Bei zwei anderen Fernsehstationen, die über die Proteste berichteten, nämlich 25TV und Al Hurra, haben Sicherheitskräfte Razzien durchgeführt. Dies diente allem Anschein nach dem Versuch, unabhängige Berichterstattung zu unterbinden.

"Der Oberste Militärrat gab kurzerhand ausländischen "Verschwörungen", konfessionellen Spannungen oder den Demonstranten die Schuld", sagt Franzmeier. "Bislang hat sich der Militärrat geweigert zu akzeptieren, dass die Verantwortung für die Gewalt in der Art und Weise der militärischen und polizeilichen Überwachung von Demonstrationen liegen könnte."

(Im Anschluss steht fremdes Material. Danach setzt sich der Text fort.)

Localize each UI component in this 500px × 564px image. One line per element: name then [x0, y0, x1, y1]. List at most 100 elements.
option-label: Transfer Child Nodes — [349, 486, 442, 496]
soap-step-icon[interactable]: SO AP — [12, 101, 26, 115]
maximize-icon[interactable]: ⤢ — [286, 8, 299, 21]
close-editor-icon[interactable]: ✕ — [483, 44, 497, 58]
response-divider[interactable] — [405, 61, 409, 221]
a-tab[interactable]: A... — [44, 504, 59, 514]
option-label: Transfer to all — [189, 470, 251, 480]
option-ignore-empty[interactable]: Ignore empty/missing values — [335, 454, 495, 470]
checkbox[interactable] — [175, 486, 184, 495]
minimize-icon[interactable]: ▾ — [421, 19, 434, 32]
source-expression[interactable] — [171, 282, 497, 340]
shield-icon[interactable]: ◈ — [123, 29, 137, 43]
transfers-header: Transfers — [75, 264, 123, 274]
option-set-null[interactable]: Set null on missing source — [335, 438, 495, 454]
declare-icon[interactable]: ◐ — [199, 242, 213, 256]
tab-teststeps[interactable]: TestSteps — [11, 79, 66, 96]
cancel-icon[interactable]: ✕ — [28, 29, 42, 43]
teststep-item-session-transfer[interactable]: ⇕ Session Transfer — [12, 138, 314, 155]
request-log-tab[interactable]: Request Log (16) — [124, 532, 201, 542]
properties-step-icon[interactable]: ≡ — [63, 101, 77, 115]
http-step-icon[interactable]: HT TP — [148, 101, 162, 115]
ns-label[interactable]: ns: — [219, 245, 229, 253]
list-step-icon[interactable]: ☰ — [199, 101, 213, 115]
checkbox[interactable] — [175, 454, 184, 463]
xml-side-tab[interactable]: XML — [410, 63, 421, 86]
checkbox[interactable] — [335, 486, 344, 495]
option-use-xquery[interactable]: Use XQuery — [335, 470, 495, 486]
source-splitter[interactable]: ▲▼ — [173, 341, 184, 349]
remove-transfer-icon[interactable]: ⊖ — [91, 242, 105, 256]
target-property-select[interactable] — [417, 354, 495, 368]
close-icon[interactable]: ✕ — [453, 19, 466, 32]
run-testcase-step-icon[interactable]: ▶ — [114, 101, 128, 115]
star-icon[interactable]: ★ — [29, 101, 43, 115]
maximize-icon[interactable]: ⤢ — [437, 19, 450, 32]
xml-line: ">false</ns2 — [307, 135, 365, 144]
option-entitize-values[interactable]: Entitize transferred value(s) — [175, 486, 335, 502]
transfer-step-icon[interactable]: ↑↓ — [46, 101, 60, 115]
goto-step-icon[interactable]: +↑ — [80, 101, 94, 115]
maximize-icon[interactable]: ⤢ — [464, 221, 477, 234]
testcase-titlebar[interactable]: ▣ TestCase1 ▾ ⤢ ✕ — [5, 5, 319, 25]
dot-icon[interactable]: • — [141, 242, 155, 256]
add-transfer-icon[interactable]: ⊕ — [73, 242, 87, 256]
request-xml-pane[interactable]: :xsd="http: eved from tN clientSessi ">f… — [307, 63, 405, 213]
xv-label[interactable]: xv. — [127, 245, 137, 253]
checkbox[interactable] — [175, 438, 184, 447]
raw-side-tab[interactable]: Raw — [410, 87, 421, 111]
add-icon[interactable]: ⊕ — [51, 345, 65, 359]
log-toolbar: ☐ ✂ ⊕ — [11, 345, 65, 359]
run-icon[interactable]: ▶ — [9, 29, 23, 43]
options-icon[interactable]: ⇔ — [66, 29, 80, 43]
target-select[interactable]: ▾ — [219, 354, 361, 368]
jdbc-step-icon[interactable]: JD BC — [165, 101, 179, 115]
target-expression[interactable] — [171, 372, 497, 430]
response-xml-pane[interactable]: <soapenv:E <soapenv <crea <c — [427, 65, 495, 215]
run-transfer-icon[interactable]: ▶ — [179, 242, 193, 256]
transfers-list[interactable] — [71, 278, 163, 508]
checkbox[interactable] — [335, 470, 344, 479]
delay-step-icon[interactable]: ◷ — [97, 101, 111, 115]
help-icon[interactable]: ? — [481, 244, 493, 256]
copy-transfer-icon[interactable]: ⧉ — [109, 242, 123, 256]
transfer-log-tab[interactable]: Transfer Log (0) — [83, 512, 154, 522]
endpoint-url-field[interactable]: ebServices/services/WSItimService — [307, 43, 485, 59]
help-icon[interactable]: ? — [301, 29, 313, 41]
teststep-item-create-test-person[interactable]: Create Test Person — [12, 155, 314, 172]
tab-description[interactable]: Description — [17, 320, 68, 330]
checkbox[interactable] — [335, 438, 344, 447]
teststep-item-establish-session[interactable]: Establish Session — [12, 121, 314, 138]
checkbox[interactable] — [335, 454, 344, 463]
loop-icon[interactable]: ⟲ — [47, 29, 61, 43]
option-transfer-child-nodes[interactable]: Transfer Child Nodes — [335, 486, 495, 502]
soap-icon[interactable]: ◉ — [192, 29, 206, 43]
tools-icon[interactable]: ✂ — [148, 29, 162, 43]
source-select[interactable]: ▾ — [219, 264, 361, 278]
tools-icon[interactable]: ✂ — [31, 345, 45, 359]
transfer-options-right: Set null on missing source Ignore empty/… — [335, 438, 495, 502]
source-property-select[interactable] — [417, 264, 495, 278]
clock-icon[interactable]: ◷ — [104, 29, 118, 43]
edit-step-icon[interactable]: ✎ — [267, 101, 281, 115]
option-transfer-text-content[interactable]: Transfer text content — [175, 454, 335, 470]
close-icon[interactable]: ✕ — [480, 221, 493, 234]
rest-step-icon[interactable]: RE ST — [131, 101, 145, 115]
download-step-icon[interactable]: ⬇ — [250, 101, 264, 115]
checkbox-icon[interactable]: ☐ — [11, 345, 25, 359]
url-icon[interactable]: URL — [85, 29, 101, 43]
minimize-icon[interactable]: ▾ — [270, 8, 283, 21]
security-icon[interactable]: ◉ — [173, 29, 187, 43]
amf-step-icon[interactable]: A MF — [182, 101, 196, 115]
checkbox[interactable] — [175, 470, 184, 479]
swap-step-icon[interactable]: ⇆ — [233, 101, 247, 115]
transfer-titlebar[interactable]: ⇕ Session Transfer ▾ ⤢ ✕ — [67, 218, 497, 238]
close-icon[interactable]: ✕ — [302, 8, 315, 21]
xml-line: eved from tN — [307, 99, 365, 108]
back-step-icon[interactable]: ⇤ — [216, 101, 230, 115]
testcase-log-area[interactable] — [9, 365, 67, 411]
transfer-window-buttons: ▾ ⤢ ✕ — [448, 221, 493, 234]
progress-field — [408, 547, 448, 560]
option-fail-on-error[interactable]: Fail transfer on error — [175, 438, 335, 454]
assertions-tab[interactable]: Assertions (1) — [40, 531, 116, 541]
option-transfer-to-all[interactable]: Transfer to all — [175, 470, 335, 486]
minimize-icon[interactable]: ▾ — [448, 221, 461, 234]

Diskriminierung gegen Kopten

Die tödlichen Maspero Proteste fanden vor dem Hintergrund konfessioneller Spannungen statt, die in den letzten Monaten in Ägypten zugenommen haben. Obwohl die christliche Minderheit der Kopten nahezu zehn Prozent der Bevölkerung Ägyptens ausmacht, werden sie durch offizielle Richtlinien diskriminiert, unter anderem, indem ihnen der Bau und die Instandhaltung von Kirchen verweigert wird. Der Angriff auf eine koptische Kirche in der Provinz Assuan am 30. September, der den Protest am Sonntag auslöste, ist lediglich der jüngste solcher Vorfälle. Lokale Behörden erklärten, dass die Kirche ohne Genehmigung gebaut wurde.

Als Reaktion auf die konfessionellen Auseinandersetzungen im Mai und Juni dieses Jahres, verkündete die Regierung Pläne, ein vereinheitlichtes Gesetz in Bezug auf Gotteshäuser zu erlassen und alle geschlossenen Kirchen nach einer Überprüfung wieder zu öffnen. Ein derartiges Gesetz wurde bislang nicht erlassen und die Regierung versprach gestern in einer Sitzung, dass das Gesetz innerhalb von zwei Wochen in Kraft treten soll.